Classroom Management

Relationships Matter More Than Rules

Community building in the classroom starts on day one. Try these strategies to begin forging strong relationships.

August 16, 2017
©Caia Images/500px

Learning doesn’t happen without relationships. In the classroom, rules matter, but as many of us have learned after a few years teaching, relationships matter much more. One way we can deepen our relationships with students is to share a bit about ourselves with them, and create opportunities for them to share with us—and each other.

Of course rules, routines, and policies are crucial to outline for your students on day one so they know what to expect. We learn early on in our careers as teachers that being firm and clear about classroom expectations from the start will make all the difference for the kind of year we will have.

But after sharing rules and expectations, how about transitioning into sharing a few slides and artifacts that tell students about you?
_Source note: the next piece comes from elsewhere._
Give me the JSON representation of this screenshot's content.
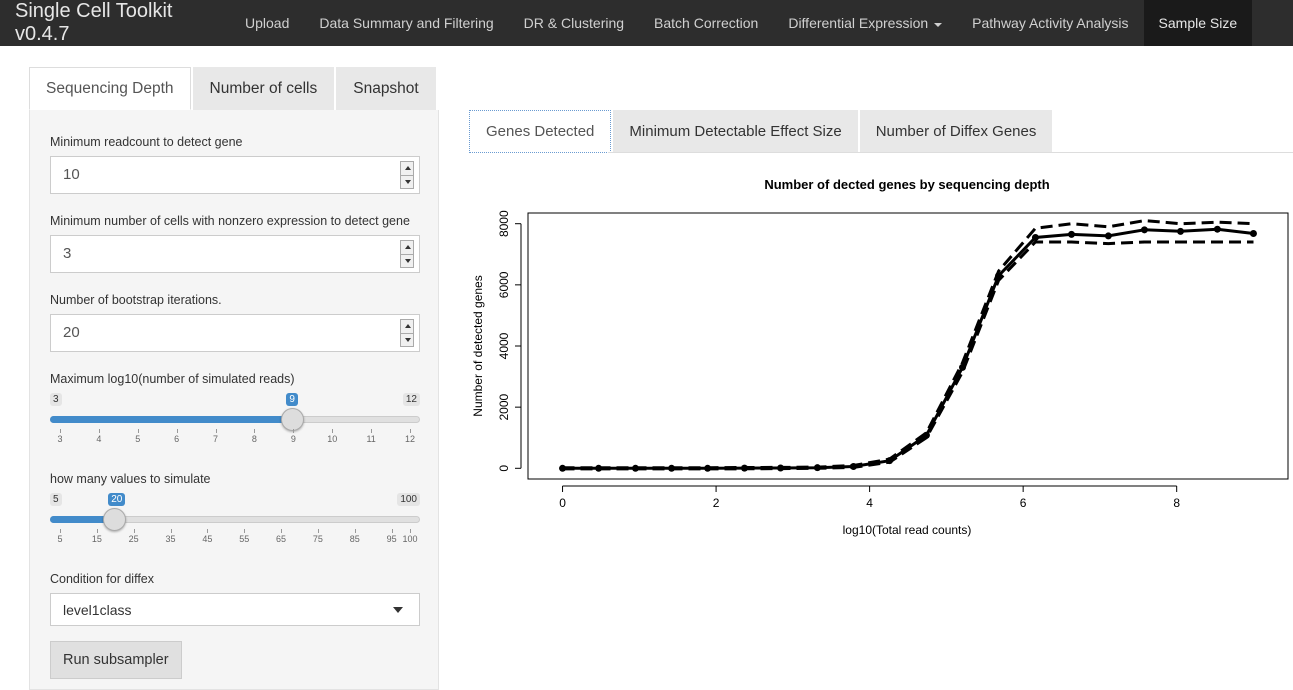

There’s general information you can share (details about your family, where you went to school, jobs you had before teaching, etc.), but you can add a few more vulnerable glances into your life:

  • What struggles did you have growing up? As a student?
  • What do you value?
  • What do you love to do?
  • What would you change about the world if you were able?
  • If you knew it would work out, what are some risks you would take in life?

How about sharing some artifacts? A few of your all-time favorite books? What was your favorite at 12 years old? At 16? At 20? Bring copies of those books to show your students. Bringing in photos from your life is always a hit as well.

Why share yourself in this way? Showing our humanity to students allows us to be people and not just The Teacher. And in my observations and experience, to be loved by those whom you teach, you have to show vulnerability, at times reveal who you are, your feelings, challenges, hopes, cares, and dreams. We ask students to write essays and poems and speeches in which they share vulnerable aspects of themselves. As teachers, as members of a classroom community, shouldn’t we do the same?

Students Learning About Each Other

Once you’ve presented aspects of who you are, invite students to do the same. You’ve set the stage, showing some vulnerability and openness with them, so they see that this matters to you and that as a group you’re a class not simply of teacher and students, but of people.

Here are a few worthwhile activities for students to get to know each other and begin building relationships:

Good Things: Ask students to pair and share a good thing that happened for them or something that they’re looking forward to. It doesn’t have to be anything major—it can be something as simple as, “It’s taco night at my house tonight.” Perhaps someone’s sister just got married or someone’s birthday is in a week. Start each day or class period with Good Things, and as students get more comfortable with it, expand the groups to four or five students to help forge more community connections. You share too.

Create an “All About Me” Bag: Provide each student with a paper lunch bag. Ask them to decorate the outside with words or images of things they like or what others can easily see about them. Have them place several objects in the bag that represent or symbolize things not easily known about them (e.g., a pet toy that belongs to their cat, a photo of them playing soccer, etc.). If you make one yourself, you can share it in your introduction—it can serve as a model. Give class time for them to share with a partner and in small groups.

Just Like Me: An oldie but goodie, this community-building strategy allows students to see those students they have things in common with, or with whom they share similar traits. The teacher makes a statement, and those students it relates to stand up. For example, “Pizza is my favorite food,” “I’m glad to be back in school,” or “I am the youngest in my family.” After making a statement, ask students to look around to note those they have this in common with before sitting down. (You can do this activity over several days or sporadically, with new statements and ones that may go a little deeper.)

Artifact Sharing: Just as you might bring in some of your favorite childhood and teen books, invite students to bring in artifacts from their lives—photos, books, and awards—and share one-on-one, in small groups, or with the whole group.

Student Information Survey: Create a survey with age-appropriate and subject-appropriate questions. Have students complete it. Share with them that this is for you, the teacher, to get to know them. Before collecting it, however, ask students to choose two or three responses they’d like to share with others. Provide time for them to pair up or get in groups of three and share, for example, their favorite music, food, and subject in school.

Meaningful relationships matter for learning. The rules and policies you enforce are important for keeping a well-managed class. But rather than emphasizing control over your students, developing community and connection is a surefire ingredient for a good school year for all.